Die vielleicht bemerkenswerteste Änderung ist aber die Aufstellung einer neuen Teilstreitkraft. Neben dem Heer, der Marine und der Luftwaffe soll künftig eine vierte Teilstreitkraft für den Cyber- und Informationsraum zuständig sein und damit die neue Dimension der Kriegsführung beziehungsweise Verteidigung im Internet abdecken und unter anderem für die Sicherheit und den Betrieb der Streitkräfte-IT sowie der Informationsgewinnung zuständig sein. Neben den grauen Uniformen des Heeres, den blauen der Luftwaffe und den dunkelblauen der Marine könnte es somit bald eine weitere Uniformfarbe in den Reihen der Bundeswehr geben.

Ein weiterer Baustein der Strukturreform ist die Aufwertung des sogenannten Kommandos Territoriale Aufgaben, das für die Hilfe der Bundeswehr im Inland etwa bei einer Flut oder zur Unterstützung ziviler Behörden während der Pandemie verantwortlich ist. Der Kommandeur, Generalmajor Carsten Breuer, solle dem Vernehmen nach zu einem Nationalen Territorialen Befehlshaber aufgewertet werden und künftig die gesamte Inlandstätigkeit der Bundeswehr steuern.

Der Inspekteur des Sanitätsdienstes, Generaloberstabsarzt Ulrich Baumgärtner, reagierte auf den Bericht über die geplante Auflösung seiner Truppe entsetzt. Die Zerschlagung des Sanitätsdienstes, in dem allein rund 20.000 Soldaten organisiert sind, „läßt mich mit Sorge auf die Zukunft der Gesundheitsversorgung unserer Soldatinnen und Soldaten im In- und Ausland blicken“, warnt er in einem Brief an die Verteidigungsministerin. Er fürchte einen „Verlust von Effizienz, Qualität in der Versorgung, Attraktivität für den Nachwuchs und Vertrauen der Angehörigen des Sanitätsdienstes in die Führung“. Gerade die einheitliche Führung durch einen Sanitätschef habe dazu geführt, daß der Sanitätsdienst einer der „leistungsfähigsten und effizientesten Sanitätsdienstes im Bündnis, wenn nicht gar weltweit“ sei.

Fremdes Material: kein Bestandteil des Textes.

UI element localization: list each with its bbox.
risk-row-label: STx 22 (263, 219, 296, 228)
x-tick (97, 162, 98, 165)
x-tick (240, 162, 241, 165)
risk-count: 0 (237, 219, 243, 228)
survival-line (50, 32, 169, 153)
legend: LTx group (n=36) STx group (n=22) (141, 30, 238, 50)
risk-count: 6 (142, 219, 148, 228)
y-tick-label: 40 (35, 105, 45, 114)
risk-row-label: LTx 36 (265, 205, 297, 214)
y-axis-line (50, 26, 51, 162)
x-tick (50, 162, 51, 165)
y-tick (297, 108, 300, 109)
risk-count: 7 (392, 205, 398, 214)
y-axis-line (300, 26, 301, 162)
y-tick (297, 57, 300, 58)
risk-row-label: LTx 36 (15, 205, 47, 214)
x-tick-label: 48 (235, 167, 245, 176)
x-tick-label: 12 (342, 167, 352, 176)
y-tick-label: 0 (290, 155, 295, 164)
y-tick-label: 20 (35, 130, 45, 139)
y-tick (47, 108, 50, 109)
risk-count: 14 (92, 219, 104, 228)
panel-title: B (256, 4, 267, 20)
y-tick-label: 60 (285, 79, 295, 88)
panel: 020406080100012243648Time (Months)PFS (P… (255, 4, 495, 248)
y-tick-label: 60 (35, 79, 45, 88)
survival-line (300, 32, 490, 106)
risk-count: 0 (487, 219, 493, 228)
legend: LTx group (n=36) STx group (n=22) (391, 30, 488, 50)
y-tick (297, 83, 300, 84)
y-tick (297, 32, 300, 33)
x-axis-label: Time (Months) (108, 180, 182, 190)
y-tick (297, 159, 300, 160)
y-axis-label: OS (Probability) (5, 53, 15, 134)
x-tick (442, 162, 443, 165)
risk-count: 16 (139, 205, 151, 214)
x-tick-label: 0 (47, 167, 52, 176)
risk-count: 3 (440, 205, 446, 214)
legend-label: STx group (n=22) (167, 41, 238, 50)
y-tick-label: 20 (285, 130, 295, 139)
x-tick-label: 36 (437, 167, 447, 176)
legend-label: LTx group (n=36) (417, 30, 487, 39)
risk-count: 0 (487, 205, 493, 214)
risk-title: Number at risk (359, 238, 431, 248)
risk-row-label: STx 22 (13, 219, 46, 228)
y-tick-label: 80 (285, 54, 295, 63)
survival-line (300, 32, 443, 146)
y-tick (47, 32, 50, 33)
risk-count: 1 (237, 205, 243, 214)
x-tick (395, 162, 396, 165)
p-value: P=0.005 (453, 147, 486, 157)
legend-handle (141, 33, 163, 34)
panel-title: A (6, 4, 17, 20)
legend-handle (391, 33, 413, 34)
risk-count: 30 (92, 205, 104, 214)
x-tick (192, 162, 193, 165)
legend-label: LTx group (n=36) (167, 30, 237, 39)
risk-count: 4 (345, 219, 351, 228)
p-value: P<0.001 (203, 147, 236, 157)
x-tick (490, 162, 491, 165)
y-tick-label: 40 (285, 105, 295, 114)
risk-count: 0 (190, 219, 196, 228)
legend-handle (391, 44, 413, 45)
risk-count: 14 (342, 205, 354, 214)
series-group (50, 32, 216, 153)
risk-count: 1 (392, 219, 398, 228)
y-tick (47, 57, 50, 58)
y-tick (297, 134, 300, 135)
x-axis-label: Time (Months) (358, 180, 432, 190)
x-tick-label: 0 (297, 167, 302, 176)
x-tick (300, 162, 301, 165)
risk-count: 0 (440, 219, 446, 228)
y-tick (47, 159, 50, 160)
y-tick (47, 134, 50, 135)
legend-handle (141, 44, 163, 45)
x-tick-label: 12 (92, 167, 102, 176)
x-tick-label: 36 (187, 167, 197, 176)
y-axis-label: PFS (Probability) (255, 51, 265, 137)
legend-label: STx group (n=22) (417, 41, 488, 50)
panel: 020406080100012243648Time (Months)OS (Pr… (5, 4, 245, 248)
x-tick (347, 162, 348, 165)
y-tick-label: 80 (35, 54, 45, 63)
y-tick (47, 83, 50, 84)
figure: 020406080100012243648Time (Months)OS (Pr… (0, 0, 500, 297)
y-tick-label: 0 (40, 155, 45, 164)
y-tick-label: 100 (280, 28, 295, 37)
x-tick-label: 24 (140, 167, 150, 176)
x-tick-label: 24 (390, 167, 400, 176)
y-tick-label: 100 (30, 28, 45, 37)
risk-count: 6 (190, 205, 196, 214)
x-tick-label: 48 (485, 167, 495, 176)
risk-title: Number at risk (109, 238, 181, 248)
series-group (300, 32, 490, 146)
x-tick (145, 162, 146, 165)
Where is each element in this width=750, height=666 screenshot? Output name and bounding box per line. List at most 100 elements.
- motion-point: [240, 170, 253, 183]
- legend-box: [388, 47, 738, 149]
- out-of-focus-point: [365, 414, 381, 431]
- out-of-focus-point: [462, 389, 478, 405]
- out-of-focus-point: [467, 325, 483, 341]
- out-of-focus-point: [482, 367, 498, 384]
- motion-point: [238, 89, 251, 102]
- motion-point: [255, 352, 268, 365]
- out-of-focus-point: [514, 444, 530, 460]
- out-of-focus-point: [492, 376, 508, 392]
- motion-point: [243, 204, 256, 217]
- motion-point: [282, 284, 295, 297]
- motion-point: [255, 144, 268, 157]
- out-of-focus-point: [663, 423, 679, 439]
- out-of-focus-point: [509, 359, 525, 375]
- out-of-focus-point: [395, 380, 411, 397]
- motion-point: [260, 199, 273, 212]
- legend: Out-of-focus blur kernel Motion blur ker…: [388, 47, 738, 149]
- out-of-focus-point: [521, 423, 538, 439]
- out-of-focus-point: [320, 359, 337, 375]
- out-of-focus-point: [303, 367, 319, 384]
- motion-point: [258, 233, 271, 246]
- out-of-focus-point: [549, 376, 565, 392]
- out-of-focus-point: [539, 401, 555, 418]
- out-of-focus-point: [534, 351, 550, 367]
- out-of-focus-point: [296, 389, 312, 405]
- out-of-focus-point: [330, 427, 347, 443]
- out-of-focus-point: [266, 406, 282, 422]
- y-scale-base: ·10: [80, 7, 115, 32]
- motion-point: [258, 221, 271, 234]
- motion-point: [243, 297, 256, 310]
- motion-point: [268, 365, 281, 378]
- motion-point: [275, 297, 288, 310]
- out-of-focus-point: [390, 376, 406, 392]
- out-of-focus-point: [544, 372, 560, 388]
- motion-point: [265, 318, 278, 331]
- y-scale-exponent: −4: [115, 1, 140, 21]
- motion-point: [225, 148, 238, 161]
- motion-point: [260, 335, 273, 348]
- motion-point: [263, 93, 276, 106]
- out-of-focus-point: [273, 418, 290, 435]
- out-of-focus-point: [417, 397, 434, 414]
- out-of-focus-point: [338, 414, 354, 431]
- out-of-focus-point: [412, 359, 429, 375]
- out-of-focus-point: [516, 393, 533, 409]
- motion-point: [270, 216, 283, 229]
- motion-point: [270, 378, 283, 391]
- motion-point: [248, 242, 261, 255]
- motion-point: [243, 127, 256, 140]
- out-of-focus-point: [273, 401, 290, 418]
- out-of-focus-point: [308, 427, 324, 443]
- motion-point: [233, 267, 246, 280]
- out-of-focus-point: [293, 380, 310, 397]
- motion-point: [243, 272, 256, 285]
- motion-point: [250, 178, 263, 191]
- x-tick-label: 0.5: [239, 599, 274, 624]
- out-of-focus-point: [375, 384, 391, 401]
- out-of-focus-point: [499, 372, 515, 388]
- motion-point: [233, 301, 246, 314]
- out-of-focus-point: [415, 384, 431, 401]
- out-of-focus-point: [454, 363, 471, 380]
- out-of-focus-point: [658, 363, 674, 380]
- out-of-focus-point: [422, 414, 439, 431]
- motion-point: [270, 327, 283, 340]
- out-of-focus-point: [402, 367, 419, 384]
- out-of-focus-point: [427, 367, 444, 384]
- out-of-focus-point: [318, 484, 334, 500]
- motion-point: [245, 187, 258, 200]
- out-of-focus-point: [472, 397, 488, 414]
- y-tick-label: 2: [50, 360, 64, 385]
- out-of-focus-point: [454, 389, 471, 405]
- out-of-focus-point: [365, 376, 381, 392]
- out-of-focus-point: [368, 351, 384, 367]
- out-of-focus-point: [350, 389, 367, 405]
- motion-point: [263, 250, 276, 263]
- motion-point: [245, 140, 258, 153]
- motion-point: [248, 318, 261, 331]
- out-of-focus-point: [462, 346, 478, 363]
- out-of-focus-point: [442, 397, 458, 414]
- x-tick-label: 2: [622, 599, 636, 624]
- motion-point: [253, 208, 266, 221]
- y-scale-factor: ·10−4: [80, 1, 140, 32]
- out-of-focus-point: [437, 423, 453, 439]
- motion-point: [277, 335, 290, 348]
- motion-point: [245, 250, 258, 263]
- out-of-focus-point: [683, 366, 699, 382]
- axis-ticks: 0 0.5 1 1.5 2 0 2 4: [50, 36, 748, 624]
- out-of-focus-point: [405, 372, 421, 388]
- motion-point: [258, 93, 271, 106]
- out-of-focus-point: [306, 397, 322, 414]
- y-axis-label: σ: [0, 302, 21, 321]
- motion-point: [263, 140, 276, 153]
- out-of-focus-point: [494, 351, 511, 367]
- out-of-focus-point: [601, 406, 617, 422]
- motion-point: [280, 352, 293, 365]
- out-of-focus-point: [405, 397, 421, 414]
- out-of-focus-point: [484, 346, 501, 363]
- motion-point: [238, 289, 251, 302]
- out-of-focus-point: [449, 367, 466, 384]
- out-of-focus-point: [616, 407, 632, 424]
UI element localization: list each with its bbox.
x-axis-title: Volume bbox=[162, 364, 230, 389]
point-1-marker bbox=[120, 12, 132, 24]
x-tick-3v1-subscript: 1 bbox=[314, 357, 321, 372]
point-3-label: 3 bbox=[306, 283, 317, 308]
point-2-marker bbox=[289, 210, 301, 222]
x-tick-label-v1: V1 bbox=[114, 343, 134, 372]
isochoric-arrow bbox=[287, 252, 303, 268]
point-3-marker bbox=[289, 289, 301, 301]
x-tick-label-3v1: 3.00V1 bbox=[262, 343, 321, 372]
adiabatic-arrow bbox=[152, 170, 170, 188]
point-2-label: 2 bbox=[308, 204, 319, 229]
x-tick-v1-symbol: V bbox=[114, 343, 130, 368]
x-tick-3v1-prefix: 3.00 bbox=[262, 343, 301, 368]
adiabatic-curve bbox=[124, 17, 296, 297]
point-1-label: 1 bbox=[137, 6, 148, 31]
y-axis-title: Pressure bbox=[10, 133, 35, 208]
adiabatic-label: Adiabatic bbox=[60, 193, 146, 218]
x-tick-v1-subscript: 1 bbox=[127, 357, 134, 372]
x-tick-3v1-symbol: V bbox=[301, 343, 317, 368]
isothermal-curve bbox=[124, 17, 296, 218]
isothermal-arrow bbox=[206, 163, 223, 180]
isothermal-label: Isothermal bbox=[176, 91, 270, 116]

Die Pläne Kramp-Karrenbauers stoßen allerdings nicht nur auf Ablehnung. Der Vorsitzende des Deutschen Bundeswehrverbandes André Wüstner hält eine Strukturreform der Bundeswehr für dringend nötig. „Wir müssen weg von Überregulierung und unzähligen Entscheidern ohne Ergebnisverantwortung, hin zu mehr Einsatzbereitschaft durch einen besseren Zuschnitt von Verantwortung und Ressourcen, Dezentralisierung und bruchfreier Führungsfähigkeit“, sagte er dem Redaktionsnetzwerk Deutschland. Geht es nach der Verteidigungsministerin, wird der Umbau der Bundeswehr noch in dieser Legislaturperiode auf den Weg gebracht. Kramp-Karrenbauer, so wird in Berlin vermutet, will sich mit diesem Arbeitsnachweis für eine weitere Amtszeit nach der Bundestagswahl im Herbst empfehlen. Doch angesichts der nun aufkommenden Kritik an den Reformplänen ist es mehr als ungewiß, daß sich die CDU-Politikerin damit durchsetzen kann.

Viele Verteidigungspolitiker nehmen es Kramp-Karrenbauer übel, daß sie erst aus den Medien über die Umbaupläne für die Streitkräfte erfahren haben. „Seit Tagen wabern durch die Medien Pläne über einen großen Umbau der Bundeswehr“, klagte bereits Anfang Mai der Obmann der Grünen im Verteidigungsausschuß, Tobias Lindner, in der ARD. „Die Truppe ist verunsichert, mich erreichen Zuschriften.“ Kramp-Karrenbauer aber würde auf die militärische Ebene im Ministerium verweisen, sie selber fühle sich für das „Wirrwarr“ nicht verantwortlich.